Pour un fermier de nos jours, sortir du domaine qu’il cultive n’est guère plus qu’un changement de domicile pour un citadin. Il n’en était point de même pour l’Irlandais de cette époque, qui était né sur le coin de terre où il avait vécu, qui y avait succédé à ses ancêtres. La chaumière qu’il habitait, le jardin, les arbres, tout cela était sa fortune : il ne connaissait rien en dehors, n’en étant jamais sorti. Aussi ne voulait-il point s’en aller, si bien qu’une éviction brutale devenait inévitable. Le régisseur, assisté du shérif, arrivait avec des ouvriers. On jetait à terre la toiture de la cabane ; on renversait les murailles. Tout était démoli à coups de pioche et de hache. L’infortuné paysan restait sur le sol nu, quelque temps qu’il fit avec sa femme, ses enfans, ses vieux parens. Il essayait bien de dresser une tente avec les débris de ce qui avait été son habitation ; l’hiver l’obligeait de fuir. Il était défendu aux voisins de recueillir les expulsés sous menace d’être mis dehors à leur tour. On allait alors dans la ville voisine sans autre perspective qu’un lit d’hôpital, ou bien, si l’on avait quelque argent en poche, on s’embarquait sur le premier navire venu pour l’Amérique ou pour l’Australie.
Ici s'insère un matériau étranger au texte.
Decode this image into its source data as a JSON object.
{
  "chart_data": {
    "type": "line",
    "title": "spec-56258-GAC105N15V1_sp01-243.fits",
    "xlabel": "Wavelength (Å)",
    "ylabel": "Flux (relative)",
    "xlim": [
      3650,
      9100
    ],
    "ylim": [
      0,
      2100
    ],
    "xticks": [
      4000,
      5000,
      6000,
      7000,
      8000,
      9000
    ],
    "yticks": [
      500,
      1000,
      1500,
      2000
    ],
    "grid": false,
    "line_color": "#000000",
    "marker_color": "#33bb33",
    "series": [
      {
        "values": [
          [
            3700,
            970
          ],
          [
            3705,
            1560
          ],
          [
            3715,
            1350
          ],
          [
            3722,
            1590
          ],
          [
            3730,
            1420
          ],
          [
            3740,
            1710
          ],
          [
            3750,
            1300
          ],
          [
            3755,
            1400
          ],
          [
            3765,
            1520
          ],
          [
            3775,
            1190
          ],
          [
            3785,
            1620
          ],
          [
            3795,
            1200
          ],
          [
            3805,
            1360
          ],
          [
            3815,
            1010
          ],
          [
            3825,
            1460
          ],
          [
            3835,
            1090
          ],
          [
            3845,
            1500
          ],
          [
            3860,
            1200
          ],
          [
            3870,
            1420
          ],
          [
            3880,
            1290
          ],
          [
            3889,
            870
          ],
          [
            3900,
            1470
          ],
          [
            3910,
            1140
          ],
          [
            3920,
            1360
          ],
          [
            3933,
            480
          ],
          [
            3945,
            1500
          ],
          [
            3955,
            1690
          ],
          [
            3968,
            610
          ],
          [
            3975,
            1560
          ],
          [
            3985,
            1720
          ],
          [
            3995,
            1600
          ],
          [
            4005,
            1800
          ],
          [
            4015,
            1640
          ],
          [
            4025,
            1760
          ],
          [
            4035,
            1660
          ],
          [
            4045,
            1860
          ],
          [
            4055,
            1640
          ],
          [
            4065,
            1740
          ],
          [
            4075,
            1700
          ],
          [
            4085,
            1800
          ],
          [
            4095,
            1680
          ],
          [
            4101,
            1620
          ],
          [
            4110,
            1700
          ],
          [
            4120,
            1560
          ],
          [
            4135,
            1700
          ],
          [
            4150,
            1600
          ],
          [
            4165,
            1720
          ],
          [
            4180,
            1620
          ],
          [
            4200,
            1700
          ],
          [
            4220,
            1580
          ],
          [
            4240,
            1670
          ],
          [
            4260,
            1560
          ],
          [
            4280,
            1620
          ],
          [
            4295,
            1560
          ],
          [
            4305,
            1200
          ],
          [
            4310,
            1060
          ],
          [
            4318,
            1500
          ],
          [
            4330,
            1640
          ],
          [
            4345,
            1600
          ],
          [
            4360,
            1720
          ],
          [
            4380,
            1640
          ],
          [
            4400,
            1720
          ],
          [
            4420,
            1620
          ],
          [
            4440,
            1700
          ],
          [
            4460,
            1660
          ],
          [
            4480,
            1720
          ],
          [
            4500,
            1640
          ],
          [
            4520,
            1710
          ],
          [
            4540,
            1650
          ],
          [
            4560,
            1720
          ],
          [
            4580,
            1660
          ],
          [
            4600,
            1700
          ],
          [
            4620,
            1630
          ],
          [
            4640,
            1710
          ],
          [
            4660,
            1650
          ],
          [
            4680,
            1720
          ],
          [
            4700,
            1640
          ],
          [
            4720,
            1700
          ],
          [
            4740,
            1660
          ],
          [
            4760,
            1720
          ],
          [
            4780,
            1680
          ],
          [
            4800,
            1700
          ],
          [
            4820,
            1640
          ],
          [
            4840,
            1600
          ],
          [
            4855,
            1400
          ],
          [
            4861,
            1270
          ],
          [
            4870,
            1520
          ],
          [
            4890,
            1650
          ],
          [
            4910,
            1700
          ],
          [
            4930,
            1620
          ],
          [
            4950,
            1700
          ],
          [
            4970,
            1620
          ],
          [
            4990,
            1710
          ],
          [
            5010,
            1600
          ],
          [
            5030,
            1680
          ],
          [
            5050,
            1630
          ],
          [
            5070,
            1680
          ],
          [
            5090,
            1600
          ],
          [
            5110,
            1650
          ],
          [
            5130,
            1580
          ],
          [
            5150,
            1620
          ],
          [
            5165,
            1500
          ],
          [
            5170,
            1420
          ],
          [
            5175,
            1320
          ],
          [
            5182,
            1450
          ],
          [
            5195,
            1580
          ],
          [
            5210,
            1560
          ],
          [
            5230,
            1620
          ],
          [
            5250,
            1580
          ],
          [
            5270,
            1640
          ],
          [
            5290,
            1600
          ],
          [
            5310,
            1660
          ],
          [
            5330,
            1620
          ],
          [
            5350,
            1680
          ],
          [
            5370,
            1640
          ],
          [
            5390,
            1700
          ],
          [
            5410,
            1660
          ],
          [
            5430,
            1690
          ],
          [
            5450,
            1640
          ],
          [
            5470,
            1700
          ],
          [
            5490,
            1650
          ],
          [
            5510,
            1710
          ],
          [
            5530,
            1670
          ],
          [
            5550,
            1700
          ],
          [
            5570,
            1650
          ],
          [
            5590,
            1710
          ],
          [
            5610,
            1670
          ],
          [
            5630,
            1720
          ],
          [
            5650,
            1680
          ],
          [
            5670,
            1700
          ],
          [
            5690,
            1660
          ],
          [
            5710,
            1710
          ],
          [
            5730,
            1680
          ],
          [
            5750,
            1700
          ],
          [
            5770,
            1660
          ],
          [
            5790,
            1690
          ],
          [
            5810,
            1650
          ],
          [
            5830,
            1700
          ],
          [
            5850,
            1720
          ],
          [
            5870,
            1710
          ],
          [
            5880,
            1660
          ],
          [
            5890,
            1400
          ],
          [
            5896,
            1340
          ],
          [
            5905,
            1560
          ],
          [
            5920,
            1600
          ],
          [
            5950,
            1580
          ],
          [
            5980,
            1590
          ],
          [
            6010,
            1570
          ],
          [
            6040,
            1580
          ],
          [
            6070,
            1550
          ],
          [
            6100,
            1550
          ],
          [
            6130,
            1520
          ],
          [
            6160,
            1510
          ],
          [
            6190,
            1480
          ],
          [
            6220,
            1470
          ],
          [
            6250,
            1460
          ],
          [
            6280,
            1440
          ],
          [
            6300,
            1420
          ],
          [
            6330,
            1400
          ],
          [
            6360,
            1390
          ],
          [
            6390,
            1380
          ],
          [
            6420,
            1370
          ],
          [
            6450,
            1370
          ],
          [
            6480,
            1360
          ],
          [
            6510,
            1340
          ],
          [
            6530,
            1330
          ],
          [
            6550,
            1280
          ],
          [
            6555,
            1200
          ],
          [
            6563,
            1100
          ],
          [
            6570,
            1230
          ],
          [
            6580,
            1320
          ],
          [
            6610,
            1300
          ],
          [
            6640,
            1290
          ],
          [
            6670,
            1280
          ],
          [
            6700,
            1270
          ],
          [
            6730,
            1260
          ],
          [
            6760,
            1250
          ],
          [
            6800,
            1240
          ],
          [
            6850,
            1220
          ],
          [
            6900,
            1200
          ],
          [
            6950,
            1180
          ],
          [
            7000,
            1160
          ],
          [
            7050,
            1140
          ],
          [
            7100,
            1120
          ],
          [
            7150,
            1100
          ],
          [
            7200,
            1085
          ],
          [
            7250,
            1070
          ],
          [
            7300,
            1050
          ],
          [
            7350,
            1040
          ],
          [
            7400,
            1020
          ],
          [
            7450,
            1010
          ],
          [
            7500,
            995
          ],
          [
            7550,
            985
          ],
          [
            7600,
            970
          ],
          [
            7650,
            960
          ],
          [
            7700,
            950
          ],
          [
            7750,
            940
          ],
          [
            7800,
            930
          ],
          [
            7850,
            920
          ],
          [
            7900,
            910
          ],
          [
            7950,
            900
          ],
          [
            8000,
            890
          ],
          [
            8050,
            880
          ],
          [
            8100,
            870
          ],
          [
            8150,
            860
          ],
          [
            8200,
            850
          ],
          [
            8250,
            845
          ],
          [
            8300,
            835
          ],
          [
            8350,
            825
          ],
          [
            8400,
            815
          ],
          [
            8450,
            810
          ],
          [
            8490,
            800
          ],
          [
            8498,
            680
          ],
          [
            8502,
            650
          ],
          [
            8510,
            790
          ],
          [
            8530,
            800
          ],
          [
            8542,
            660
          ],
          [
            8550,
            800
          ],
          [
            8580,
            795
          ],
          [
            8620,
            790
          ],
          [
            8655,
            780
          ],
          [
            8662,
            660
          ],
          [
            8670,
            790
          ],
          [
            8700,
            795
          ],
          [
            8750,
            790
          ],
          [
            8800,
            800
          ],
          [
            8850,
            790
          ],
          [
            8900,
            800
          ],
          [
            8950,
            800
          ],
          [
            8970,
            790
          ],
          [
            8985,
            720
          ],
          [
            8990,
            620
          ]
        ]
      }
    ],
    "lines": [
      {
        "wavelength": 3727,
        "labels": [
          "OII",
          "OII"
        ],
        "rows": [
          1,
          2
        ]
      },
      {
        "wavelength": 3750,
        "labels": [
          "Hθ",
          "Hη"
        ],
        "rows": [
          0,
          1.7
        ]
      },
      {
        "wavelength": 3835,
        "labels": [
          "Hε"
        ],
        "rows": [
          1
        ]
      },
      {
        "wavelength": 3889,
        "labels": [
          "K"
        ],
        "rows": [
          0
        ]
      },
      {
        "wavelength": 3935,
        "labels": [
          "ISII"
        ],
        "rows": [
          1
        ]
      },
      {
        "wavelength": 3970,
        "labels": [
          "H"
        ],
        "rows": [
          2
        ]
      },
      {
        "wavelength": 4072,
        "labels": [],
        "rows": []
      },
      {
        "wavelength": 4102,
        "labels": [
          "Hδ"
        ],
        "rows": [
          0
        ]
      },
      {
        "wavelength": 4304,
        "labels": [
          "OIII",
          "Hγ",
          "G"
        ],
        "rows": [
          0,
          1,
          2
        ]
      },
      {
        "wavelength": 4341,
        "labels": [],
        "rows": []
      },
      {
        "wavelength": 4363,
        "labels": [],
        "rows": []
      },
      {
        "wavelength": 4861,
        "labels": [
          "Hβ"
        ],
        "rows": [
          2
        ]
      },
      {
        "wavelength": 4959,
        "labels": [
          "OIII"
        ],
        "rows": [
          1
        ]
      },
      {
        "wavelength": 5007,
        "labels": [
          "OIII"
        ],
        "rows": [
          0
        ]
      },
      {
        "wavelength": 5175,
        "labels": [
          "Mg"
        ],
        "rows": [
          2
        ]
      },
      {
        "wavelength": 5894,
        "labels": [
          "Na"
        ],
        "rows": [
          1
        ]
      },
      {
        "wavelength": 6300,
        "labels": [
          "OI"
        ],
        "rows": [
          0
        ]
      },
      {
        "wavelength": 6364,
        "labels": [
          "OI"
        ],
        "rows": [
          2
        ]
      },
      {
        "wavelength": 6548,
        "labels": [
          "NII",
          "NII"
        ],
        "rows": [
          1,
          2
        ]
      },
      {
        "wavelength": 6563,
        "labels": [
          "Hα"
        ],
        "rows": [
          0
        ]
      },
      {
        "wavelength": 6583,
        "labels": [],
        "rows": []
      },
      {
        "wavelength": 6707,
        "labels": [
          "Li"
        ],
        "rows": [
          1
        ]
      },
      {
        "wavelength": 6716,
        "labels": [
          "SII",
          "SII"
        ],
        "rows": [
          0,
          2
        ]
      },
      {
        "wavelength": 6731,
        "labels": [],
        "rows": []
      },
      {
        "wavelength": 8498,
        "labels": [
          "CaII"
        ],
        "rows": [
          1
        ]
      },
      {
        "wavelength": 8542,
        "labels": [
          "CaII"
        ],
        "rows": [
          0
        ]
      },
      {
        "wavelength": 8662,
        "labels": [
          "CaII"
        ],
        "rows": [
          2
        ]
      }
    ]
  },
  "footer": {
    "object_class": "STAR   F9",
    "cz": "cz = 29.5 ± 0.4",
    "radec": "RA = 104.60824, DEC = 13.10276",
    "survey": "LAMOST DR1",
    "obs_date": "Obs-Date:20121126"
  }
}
Souvent il n’y avait que juste assez pour payer le voyage du chef de famille ; les autres attendaient, abandonnés à la charité publique, que l’émigrant eût ramassé une somme suffisante pour les appeler auprès de lui. Il est juste de dire que certains propriétaires donnèrent eux-mêmes le passage, trop heureux d’être débarrassés au prix de ce modique sacrifice des tenanciers qu’ils ne voulaient pas conserver.

Les émigrans d’Angleterre ou d’Allemagne qui partent en grand nombre chaque année pour les contrées d’outre-mer sont des gens aventureux peut-être, du moins porteurs d’un petit capital, encore dans la force de l’âge et soutenus par l’espoir d’acquérir une prompte fortune. S’étonnera-t-on que ces Irlandais ruinés, ignorans, sordides, épuisés par les privations, aient semblé par comparaison de tristes recrues ? Cet exode fut accompagné de circonstances navrantes, surtout au début. Sur plus de 100,000 embarqués pendant l’année 1847 à destination du Canada et du Nouveau-Brunswick, 17,000 périrent dans la première année, dont un tiers avant d’atteindre les rivages du Nouveau-Monde. Des hôpitaux avaient été installés à la hâte dans les ports de débarquement pour recevoir les malheureux. Des familles entières disparaissaient, ou il n’en restait que des orphelins incapables de gagner leur vie. Remarquons que beaucoup d’Irlandais ne parlaient alors que la langue gaélique, en sorte qu’il leur était impossible de se faire comprendre. Ils s’entassaient dans les grandes villes, à New-York surtout, s’adonnaient aux métiers les plus répugnans. Cependant, comme ils étaient laborieux au fond, un grand nombre prospérèrent. La race irlandaise tient maintenant une place considérable dans l’Union américaine. On ne peut trouver surprenant qu’il lui reste au cœur une haine persistante contre la race anglaise qui lui a été si dure aux jours de malheur. Tant par la famine que par l’émigration, l’Irlande a perdu 3 millions de ses enfans dans une période de dix années.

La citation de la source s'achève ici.